Eigentlich sind die Kommunikationsstandards durch DICOM und IHE vorgegeben; sie werden aber nur ungenügend umgesetzt. Hier besteht Handlungsbedarf seitens der Industrie. Sie muss gemeinsam mit Pilotkunden Schnittstellen zu relevanten PACS und Pathologie-Informationssystemen schaffen und dabei die genannten Standards berücksichtigen.
Bleibt die Beseitigung des Geschwindigkeitsproblems beim Umgang mit virtuellen Mikroskopen. Dass Maus und Tastatur für die komplexe Steuerung eines so hoch technisierten Systems nicht optimal sind, haben die Hersteller längst erkannt. Sie bieten deshalb unterschiedliche Zusatzgeräte von Touchpads und Touchscreens über Joysticks bis hin zur Gestensteuerung mit Kameras an. Wir haben diverse Kombinationen getestet und kommen zu dem Schluss: Kein System ist für alle Nutzer ideal, und der Wechsel zwischen mehreren Lösungen wird häufig als angenehm empfunden. Die bes­ten Erfahrungen haben wir mit einer Mischung von Touchpad und Gestensteuerung gemacht, wie sie in der nebenstehenden Abbildung schematisch dargestellt ist. Für die einfache Menüauswahl und Cursorsteuerung eignet sich das Touchpad, während Gesten aufwendigere Handgriffe, etwa zur Einstellung des Mikroskops, zum Verschieben und Zoomen von Bildern oder zur Interaktion mit dem Pathologie-Informationssystem, besser unterstützen.

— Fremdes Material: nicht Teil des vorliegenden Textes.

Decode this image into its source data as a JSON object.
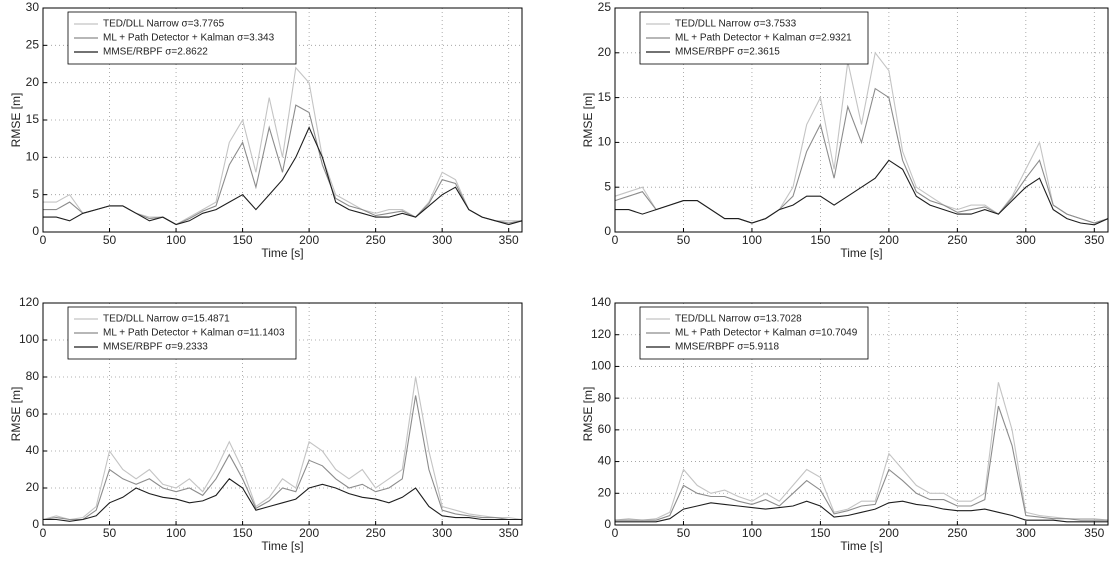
{
  "chart_data": [
    {
      "type": "line",
      "xlabel": "Time [s]",
      "ylabel": "RMSE [m]",
      "xlim": [
        0,
        360
      ],
      "ylim": [
        0,
        30
      ],
      "xticks": [
        0,
        50,
        100,
        150,
        200,
        250,
        300,
        350
      ],
      "yticks": [
        0,
        5,
        10,
        15,
        20,
        25,
        30
      ],
      "grid": true,
      "legend": "upper left",
      "x": [
        0,
        10,
        20,
        30,
        40,
        50,
        60,
        70,
        80,
        90,
        100,
        110,
        120,
        130,
        140,
        150,
        160,
        170,
        180,
        190,
        200,
        210,
        220,
        230,
        240,
        250,
        260,
        270,
        280,
        290,
        300,
        310,
        320,
        330,
        340,
        350,
        360
      ],
      "series": [
        {
          "name": "TED/DLL Narrow σ=3.7765",
          "color": "#c4c4c4",
          "values": [
            4,
            4,
            5,
            2.5,
            3,
            3.5,
            3.5,
            2.5,
            2,
            2,
            1,
            2,
            3,
            4,
            12,
            15,
            8,
            18,
            10,
            22,
            20,
            10,
            5,
            4,
            3,
            2.5,
            3,
            3,
            2,
            4,
            8,
            7,
            3,
            2,
            1.5,
            1.5,
            1.5
          ]
        },
        {
          "name": "ML + Path Detector + Kalman σ=3.343",
          "color": "#8c8c8c",
          "values": [
            3,
            3,
            4,
            2.5,
            3,
            3.5,
            3.5,
            2.5,
            1.8,
            2,
            1,
            1.8,
            2.8,
            3.5,
            9,
            12,
            6,
            14,
            8,
            17,
            16,
            9,
            4.5,
            3.5,
            3,
            2.2,
            2.5,
            2.8,
            2,
            3.8,
            7,
            6.5,
            3,
            2,
            1.5,
            1.2,
            1.5
          ]
        },
        {
          "name": "MMSE/RBPF σ=2.8622",
          "color": "#1e1e1e",
          "values": [
            2,
            2,
            1.5,
            2.5,
            3,
            3.5,
            3.5,
            2.5,
            1.5,
            2,
            1,
            1.5,
            2.5,
            3,
            4,
            5,
            3,
            5,
            7,
            10,
            14,
            10,
            4,
            3,
            2.5,
            2,
            2,
            2.5,
            2,
            3.5,
            5,
            6,
            3,
            2,
            1.5,
            1,
            1.5
          ]
        }
      ]
    },
    {
      "type": "line",
      "xlabel": "Time [s]",
      "ylabel": "RMSE [m]",
      "xlim": [
        0,
        360
      ],
      "ylim": [
        0,
        25
      ],
      "xticks": [
        0,
        50,
        100,
        150,
        200,
        250,
        300,
        350
      ],
      "yticks": [
        0,
        5,
        10,
        15,
        20,
        25
      ],
      "grid": true,
      "legend": "upper left",
      "x": [
        0,
        10,
        20,
        30,
        40,
        50,
        60,
        70,
        80,
        90,
        100,
        110,
        120,
        130,
        140,
        150,
        160,
        170,
        180,
        190,
        200,
        210,
        220,
        230,
        240,
        250,
        260,
        270,
        280,
        290,
        300,
        310,
        320,
        330,
        340,
        350,
        360
      ],
      "series": [
        {
          "name": "TED/DLL Narrow σ=3.7533",
          "color": "#c4c4c4",
          "values": [
            4,
            4.5,
            5,
            2.5,
            3,
            3.5,
            3.5,
            2.5,
            1.5,
            1.5,
            1,
            1.5,
            2.5,
            5,
            12,
            15,
            7,
            19,
            12,
            20,
            18,
            9,
            5,
            4,
            3,
            2.5,
            3,
            3,
            2,
            4,
            7,
            10,
            3,
            2,
            1.5,
            1,
            1.5
          ]
        },
        {
          "name": "ML + Path Detector + Kalman σ=2.9321",
          "color": "#8c8c8c",
          "values": [
            3.5,
            4,
            4.5,
            2.5,
            3,
            3.5,
            3.5,
            2.5,
            1.5,
            1.5,
            1,
            1.5,
            2.5,
            4,
            9,
            12,
            6,
            14,
            10,
            16,
            15,
            8,
            4.5,
            3.5,
            3,
            2.2,
            2.5,
            2.8,
            2,
            3.8,
            6,
            8,
            3,
            2,
            1.5,
            1,
            1.5
          ]
        },
        {
          "name": "MMSE/RBPF σ=2.3615",
          "color": "#1e1e1e",
          "values": [
            2.5,
            2.5,
            2,
            2.5,
            3,
            3.5,
            3.5,
            2.5,
            1.5,
            1.5,
            1,
            1.5,
            2.5,
            3,
            4,
            4,
            3,
            4,
            5,
            6,
            8,
            7,
            4,
            3,
            2.5,
            2,
            2,
            2.5,
            2,
            3.5,
            5,
            6,
            2.5,
            1.5,
            1,
            0.8,
            1.5
          ]
        }
      ]
    },
    {
      "type": "line",
      "xlabel": "Time [s]",
      "ylabel": "RMSE [m]",
      "xlim": [
        0,
        360
      ],
      "ylim": [
        0,
        120
      ],
      "xticks": [
        0,
        50,
        100,
        150,
        200,
        250,
        300,
        350
      ],
      "yticks": [
        0,
        20,
        40,
        60,
        80,
        100,
        120
      ],
      "grid": true,
      "legend": "upper left",
      "x": [
        0,
        10,
        20,
        30,
        40,
        50,
        60,
        70,
        80,
        90,
        100,
        110,
        120,
        130,
        140,
        150,
        160,
        170,
        180,
        190,
        200,
        210,
        220,
        230,
        240,
        250,
        260,
        270,
        280,
        290,
        300,
        310,
        320,
        330,
        340,
        350,
        360
      ],
      "series": [
        {
          "name": "TED/DLL Narrow σ=15.4871",
          "color": "#c4c4c4",
          "values": [
            3,
            5,
            3,
            4,
            10,
            40,
            30,
            25,
            30,
            22,
            20,
            25,
            18,
            30,
            45,
            30,
            10,
            15,
            25,
            20,
            45,
            40,
            30,
            25,
            30,
            20,
            25,
            30,
            80,
            40,
            10,
            8,
            6,
            5,
            4,
            4,
            3
          ]
        },
        {
          "name": "ML + Path Detector + Kalman σ=11.1403",
          "color": "#8c8c8c",
          "values": [
            3,
            4,
            3,
            3,
            8,
            30,
            25,
            22,
            25,
            20,
            18,
            20,
            16,
            25,
            38,
            25,
            9,
            13,
            20,
            18,
            35,
            32,
            25,
            20,
            22,
            18,
            20,
            25,
            70,
            30,
            8,
            6,
            5,
            4,
            4,
            3,
            3
          ]
        },
        {
          "name": "MMSE/RBPF σ=9.2333",
          "color": "#1e1e1e",
          "values": [
            3,
            3,
            2,
            3,
            5,
            12,
            15,
            20,
            17,
            15,
            14,
            12,
            13,
            16,
            25,
            20,
            8,
            10,
            12,
            14,
            20,
            22,
            20,
            17,
            15,
            14,
            12,
            15,
            20,
            10,
            5,
            4,
            4,
            3,
            3,
            3,
            3
          ]
        }
      ]
    },
    {
      "type": "line",
      "xlabel": "Time [s]",
      "ylabel": "RMSE [m]",
      "xlim": [
        0,
        360
      ],
      "ylim": [
        0,
        140
      ],
      "xticks": [
        0,
        50,
        100,
        150,
        200,
        250,
        300,
        350
      ],
      "yticks": [
        0,
        20,
        40,
        60,
        80,
        100,
        120,
        140
      ],
      "grid": true,
      "legend": "upper left",
      "x": [
        0,
        10,
        20,
        30,
        40,
        50,
        60,
        70,
        80,
        90,
        100,
        110,
        120,
        130,
        140,
        150,
        160,
        170,
        180,
        190,
        200,
        210,
        220,
        230,
        240,
        250,
        260,
        270,
        280,
        290,
        300,
        310,
        320,
        330,
        340,
        350,
        360
      ],
      "series": [
        {
          "name": "TED/DLL Narrow σ=13.7028",
          "color": "#c4c4c4",
          "values": [
            3,
            4,
            3,
            4,
            8,
            35,
            25,
            20,
            22,
            18,
            15,
            20,
            15,
            25,
            35,
            30,
            8,
            10,
            15,
            15,
            45,
            35,
            25,
            20,
            20,
            15,
            15,
            20,
            90,
            60,
            8,
            6,
            5,
            4,
            4,
            4,
            3
          ]
        },
        {
          "name": "ML + Path Detector + Kalman σ=10.7049",
          "color": "#8c8c8c",
          "values": [
            3,
            3,
            3,
            3,
            6,
            25,
            20,
            18,
            18,
            15,
            13,
            16,
            12,
            20,
            28,
            22,
            7,
            9,
            12,
            13,
            35,
            28,
            20,
            16,
            16,
            12,
            12,
            16,
            75,
            50,
            6,
            5,
            4,
            4,
            3,
            3,
            3
          ]
        },
        {
          "name": "MMSE/RBPF σ=5.9118",
          "color": "#1e1e1e",
          "values": [
            2,
            2,
            2,
            2,
            4,
            10,
            12,
            14,
            13,
            12,
            11,
            10,
            11,
            12,
            15,
            12,
            5,
            6,
            8,
            10,
            14,
            15,
            13,
            12,
            10,
            9,
            9,
            10,
            8,
            6,
            3,
            3,
            3,
            2,
            2,
            2,
            2
          ]
        }
      ]
    }
  ]
}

In der Forschung wird die digitale Pathologie inzwischen bereits intensiv genutzt: Kaum jemand wertet Tissue Microarrays noch ohne Digitalisierung aus, Biobanken benötigen die Technik für die Qualitätskontrolle und Katalogisierung, und die 3D-Rekostruktion von Gewebestrukturen bietet ganz neue Einsichten in die Entwicklung von Tumoren. Es ist nur eine Frage der Zeit, wann auch die Routinediagnostik von den unbestreitbaren Vorteilen der virtuellen Mikroskopie profitiert. An der Lösung der noch bestehenden Probleme wird an vielen Stellen gearbeitet, und deshalb rechnen wir mit rasch spürbaren Fortschritten.